Do you read these terms of service? I usually scan them quickly, which is probably more than most people do. But this quick scan will probably not be enough to reveal clause 666b, which says "Furthermore, by using the Service you agree to provide the Devil with an eternal non-revocable complete ownership license for your soul".
Back when Facebook did that controversial change to its terms of service I’ve discussed with some friends a way to avoid this finely crafted trap. My suggestion consisted of the following components:
- Service that tracks changes to the TOS of any web site
- TOS change subscribe / alert mechanism
- External translation of "legalspeak" TOS into "TOS Commons" – a set of standard TOS building blocks, written in "peoplespeak" by the community, microformats-enabled – similar to the Creative Commons approach.
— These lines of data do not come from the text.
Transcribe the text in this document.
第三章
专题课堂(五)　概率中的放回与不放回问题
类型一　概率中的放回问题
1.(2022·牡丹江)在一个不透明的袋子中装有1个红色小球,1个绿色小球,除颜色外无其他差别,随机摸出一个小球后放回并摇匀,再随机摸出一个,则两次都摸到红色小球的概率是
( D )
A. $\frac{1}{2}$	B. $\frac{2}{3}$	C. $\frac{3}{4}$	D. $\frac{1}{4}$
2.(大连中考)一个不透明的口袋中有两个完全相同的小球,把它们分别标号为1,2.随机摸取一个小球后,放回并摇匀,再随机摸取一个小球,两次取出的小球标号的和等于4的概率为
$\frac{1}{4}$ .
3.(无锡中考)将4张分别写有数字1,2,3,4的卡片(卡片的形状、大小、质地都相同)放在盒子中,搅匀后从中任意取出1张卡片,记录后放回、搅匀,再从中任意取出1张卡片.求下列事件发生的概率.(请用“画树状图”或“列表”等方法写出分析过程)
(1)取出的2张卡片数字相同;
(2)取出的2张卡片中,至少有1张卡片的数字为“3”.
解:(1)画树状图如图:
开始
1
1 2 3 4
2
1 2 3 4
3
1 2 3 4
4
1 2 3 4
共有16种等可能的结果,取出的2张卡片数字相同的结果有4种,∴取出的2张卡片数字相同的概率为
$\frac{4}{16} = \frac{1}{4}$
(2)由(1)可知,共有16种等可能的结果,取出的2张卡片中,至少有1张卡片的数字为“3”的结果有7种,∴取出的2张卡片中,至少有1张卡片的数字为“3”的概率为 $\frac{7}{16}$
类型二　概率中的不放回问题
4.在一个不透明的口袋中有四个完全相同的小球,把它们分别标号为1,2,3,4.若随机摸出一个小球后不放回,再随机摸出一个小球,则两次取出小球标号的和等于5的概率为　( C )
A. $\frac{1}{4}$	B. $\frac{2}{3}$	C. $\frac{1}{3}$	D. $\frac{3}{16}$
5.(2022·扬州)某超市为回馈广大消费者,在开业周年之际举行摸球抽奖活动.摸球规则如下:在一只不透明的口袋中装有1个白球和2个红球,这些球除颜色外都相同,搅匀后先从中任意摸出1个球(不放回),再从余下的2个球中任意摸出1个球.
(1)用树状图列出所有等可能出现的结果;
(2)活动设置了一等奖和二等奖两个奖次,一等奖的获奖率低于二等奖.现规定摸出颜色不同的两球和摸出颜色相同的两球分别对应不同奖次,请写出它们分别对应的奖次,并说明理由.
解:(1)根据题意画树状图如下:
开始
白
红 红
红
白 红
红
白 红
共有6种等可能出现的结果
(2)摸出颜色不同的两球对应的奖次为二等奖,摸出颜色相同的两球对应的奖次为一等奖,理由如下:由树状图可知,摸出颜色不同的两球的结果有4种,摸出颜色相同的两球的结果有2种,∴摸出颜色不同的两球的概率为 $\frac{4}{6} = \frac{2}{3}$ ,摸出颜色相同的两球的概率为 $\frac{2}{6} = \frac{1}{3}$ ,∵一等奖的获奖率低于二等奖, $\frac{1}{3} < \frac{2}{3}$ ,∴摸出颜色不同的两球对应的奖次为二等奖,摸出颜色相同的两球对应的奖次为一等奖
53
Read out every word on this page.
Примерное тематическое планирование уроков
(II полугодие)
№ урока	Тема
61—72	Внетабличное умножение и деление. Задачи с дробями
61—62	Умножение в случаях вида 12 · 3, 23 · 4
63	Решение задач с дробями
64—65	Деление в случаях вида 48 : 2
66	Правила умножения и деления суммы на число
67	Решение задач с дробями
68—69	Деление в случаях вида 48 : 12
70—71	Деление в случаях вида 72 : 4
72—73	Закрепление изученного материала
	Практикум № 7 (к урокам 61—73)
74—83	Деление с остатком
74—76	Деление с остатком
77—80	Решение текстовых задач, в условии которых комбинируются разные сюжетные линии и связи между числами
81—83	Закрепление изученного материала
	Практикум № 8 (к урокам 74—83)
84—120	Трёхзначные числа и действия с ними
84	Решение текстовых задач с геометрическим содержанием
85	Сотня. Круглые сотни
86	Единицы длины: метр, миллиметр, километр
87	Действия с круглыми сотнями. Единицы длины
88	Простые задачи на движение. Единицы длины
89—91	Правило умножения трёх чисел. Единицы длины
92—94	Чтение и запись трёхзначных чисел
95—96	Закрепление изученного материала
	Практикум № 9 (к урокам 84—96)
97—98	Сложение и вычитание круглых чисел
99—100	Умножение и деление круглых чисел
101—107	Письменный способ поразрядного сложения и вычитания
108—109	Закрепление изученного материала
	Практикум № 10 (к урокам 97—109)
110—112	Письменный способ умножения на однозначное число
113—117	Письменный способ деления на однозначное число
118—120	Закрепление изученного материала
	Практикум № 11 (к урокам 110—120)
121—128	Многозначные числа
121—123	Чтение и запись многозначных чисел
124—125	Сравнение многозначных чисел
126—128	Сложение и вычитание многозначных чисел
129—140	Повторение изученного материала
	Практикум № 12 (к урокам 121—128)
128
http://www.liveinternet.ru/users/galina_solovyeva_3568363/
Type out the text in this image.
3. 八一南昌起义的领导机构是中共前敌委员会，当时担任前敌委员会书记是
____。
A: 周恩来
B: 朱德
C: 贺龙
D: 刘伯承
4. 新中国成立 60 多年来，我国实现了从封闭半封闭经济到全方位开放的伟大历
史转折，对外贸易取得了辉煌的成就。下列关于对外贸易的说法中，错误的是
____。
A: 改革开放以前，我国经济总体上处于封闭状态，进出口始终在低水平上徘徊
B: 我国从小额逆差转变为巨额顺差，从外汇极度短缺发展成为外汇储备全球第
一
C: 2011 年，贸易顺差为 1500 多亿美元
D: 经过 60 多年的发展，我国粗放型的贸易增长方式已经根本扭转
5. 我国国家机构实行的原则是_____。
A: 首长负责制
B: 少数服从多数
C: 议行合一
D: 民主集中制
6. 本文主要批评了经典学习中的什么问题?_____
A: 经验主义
- API to allow access to the TOS change data, and to the "TOS Commons" version
- Browser plugin that will automatically alert you visit a site that changed its TOS since you signed up, and displays the equivalent "TOS Commons" version
- Widgets friendly web app builders can use to display their TOS Commons next to their legal mambo-jumbo TOS during a transition period
- Marketing campaign to create awareness for the issue and new service by getting people to sign up for a service that includes clause 666b, and after they sign up, tell them what they signed and offer to redeem their souls by downloading the browser plugin (which, mind you, will NOT change their default search provider to 666search.com).
So, #1 and #2 are done. Perhaps #3 – #7 will be an interesting as a GeekCon project?